La nouvelle éducation examinera l'enfant en se rapportant à son hérédité, à sa position sociale, à ses conditions nationales, à son entourage, à ses aptitudes mentales et émotionnelles. Elle cherchera à lui ouvrir le monde de toutes ses possibilités, lui signalant que les apparentes barrières au progrès ne sont que des aiguillons invitant à un effort renouvelé. Elle cherchera à le "faire sortir" (vrai sens du mot "éducation") de toute condition limitative, et à l'habituer à penser en termes de citoyenneté mondiale. L'accent sera mis sur le développement, prélude à d'autres développements.

L'éducateur de l'avenir abordera le problème de la jeunesse sous l'angle de la réaction instinctive des enfants, de leur capacité intellectuelle et de leur potentiel d'intuition. Dans le bas âge et pendant les premières années de l'école, on surveillera et on cultivera le développement de justes réactions instinctives ; dans les degrés suivants, correspondant à l'école secondaire, on insistera sur le développement intellectuel et sur la maîtrise des processus mentaux. Dans les universités, on favorisera l'épanouissement de l'intuition ; on mettra l'accent sur l'importance des idéaux et des idées, sur le développement de la perception et de la pensée abstraite ; cette dernière phase étant solidement basée sur les fondements intellectuels antérieurs sains. Ces trois facteurs – instinct, intellect et intuition – fournissent la note-clé des trois degrés scolaires où passeront tous [84] les jeunes gens, et où, aujourd'hui déjà, ils passent par milliers.

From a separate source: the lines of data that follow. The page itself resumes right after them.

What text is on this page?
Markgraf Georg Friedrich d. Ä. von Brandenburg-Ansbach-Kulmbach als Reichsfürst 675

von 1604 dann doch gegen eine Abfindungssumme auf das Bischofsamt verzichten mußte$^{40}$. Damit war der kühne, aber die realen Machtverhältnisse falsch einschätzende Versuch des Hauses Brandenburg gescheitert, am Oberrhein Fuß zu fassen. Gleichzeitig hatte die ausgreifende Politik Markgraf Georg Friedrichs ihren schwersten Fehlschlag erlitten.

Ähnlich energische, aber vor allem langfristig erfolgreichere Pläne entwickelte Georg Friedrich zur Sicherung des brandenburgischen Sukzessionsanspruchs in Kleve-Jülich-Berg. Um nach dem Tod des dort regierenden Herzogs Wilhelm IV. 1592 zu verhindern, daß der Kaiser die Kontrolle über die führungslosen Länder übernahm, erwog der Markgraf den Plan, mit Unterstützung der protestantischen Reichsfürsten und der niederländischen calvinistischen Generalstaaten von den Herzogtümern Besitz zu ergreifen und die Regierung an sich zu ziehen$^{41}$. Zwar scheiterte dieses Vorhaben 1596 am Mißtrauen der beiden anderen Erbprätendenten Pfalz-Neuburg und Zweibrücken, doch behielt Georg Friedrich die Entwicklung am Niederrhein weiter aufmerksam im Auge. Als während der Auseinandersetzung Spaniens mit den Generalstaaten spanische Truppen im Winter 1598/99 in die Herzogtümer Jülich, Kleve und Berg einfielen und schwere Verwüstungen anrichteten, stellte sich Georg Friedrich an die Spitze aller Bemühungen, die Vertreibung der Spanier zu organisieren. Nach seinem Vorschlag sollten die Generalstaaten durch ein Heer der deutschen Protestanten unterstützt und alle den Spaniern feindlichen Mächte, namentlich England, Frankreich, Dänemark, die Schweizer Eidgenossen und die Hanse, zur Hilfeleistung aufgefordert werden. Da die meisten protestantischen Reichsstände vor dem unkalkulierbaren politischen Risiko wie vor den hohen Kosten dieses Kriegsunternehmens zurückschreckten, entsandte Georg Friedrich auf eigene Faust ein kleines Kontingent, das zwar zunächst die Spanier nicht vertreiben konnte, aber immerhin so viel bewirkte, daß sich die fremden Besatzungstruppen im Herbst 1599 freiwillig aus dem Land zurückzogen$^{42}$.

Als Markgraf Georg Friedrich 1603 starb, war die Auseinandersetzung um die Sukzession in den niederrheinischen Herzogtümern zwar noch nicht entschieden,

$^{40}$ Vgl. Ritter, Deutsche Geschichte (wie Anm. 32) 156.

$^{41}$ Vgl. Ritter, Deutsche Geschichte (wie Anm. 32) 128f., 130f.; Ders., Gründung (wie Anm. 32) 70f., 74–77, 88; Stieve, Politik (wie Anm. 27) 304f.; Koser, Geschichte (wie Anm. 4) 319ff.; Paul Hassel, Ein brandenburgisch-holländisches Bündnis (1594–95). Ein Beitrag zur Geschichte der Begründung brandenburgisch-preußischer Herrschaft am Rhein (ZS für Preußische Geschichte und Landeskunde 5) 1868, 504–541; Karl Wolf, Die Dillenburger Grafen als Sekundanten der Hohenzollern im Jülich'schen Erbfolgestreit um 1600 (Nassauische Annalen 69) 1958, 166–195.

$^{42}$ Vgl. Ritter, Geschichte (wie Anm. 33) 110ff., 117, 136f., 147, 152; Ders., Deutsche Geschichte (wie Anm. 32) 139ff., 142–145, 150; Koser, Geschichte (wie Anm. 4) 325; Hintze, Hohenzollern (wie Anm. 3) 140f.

À l'avenir, l'éducation utilisera beaucoup plus largement la psychologie que précédemment. On voit nettement une tendance dans ce sens. On examinera soigneusement la nature – physique, vitale, émotionnelle, mentale – des garçons et des filles, et les buts incohérents de leur vie seront aiguillés dans la bonne direction ; on leur enseignera à se reconnaître comme celui qui agit, qui sent et qui pense. Ainsi, la responsabilité du "je" central, occupant le corps, sera enseignée. Cela modifiera entièrement l'attitude actuelle de la jeunesse envers son entourage et favorisera, dès le début, la reconnaissance du rôle à jouer et de la responsabilité à endosser ; les jeunes se rendront compte que l'éducation est une méthode de préparation à un avenir utile et intéressant.

Il est donc de plus en plus évident que l'éducation future pourrait se définir, dans une orientation neuve et plus large, comme la Science des justes relations humaines et de l'organisation sociale. Cela donne un but relativement nouveau à tout programme imparti, mais n'indique pas qu'il faille en exclure rien de ce qui y était précédemment inclus ; il faudra seulement mettre en évidence une motivation meilleure, et éviter une présentation nationaliste et égoïste. Si l'histoire, par exemple, est présentée sur la base des idées qui ont modelé l'humanité et l'ont fait avancer, et non sur la base des guerres d'agression et du vol national ou international, alors l'éducation s'occupera de la juste perception et de la juste utilisation des idées, de leur transformation en idéaux pratiques, de leur application à la volonté-de-bien, à la volonté-de-vérité, et à la volonté-de-beauté. Il se produira ainsi une très nécessaire modification des buts de l'humanité, qui transformera nos objectifs actuels de compétition matérialiste en une expression plus complète de la Règle d'Or ; des relations justes entre les individus, les groupes, les parties, les nations seront établies, ainsi que dans le monde dans son ensemble.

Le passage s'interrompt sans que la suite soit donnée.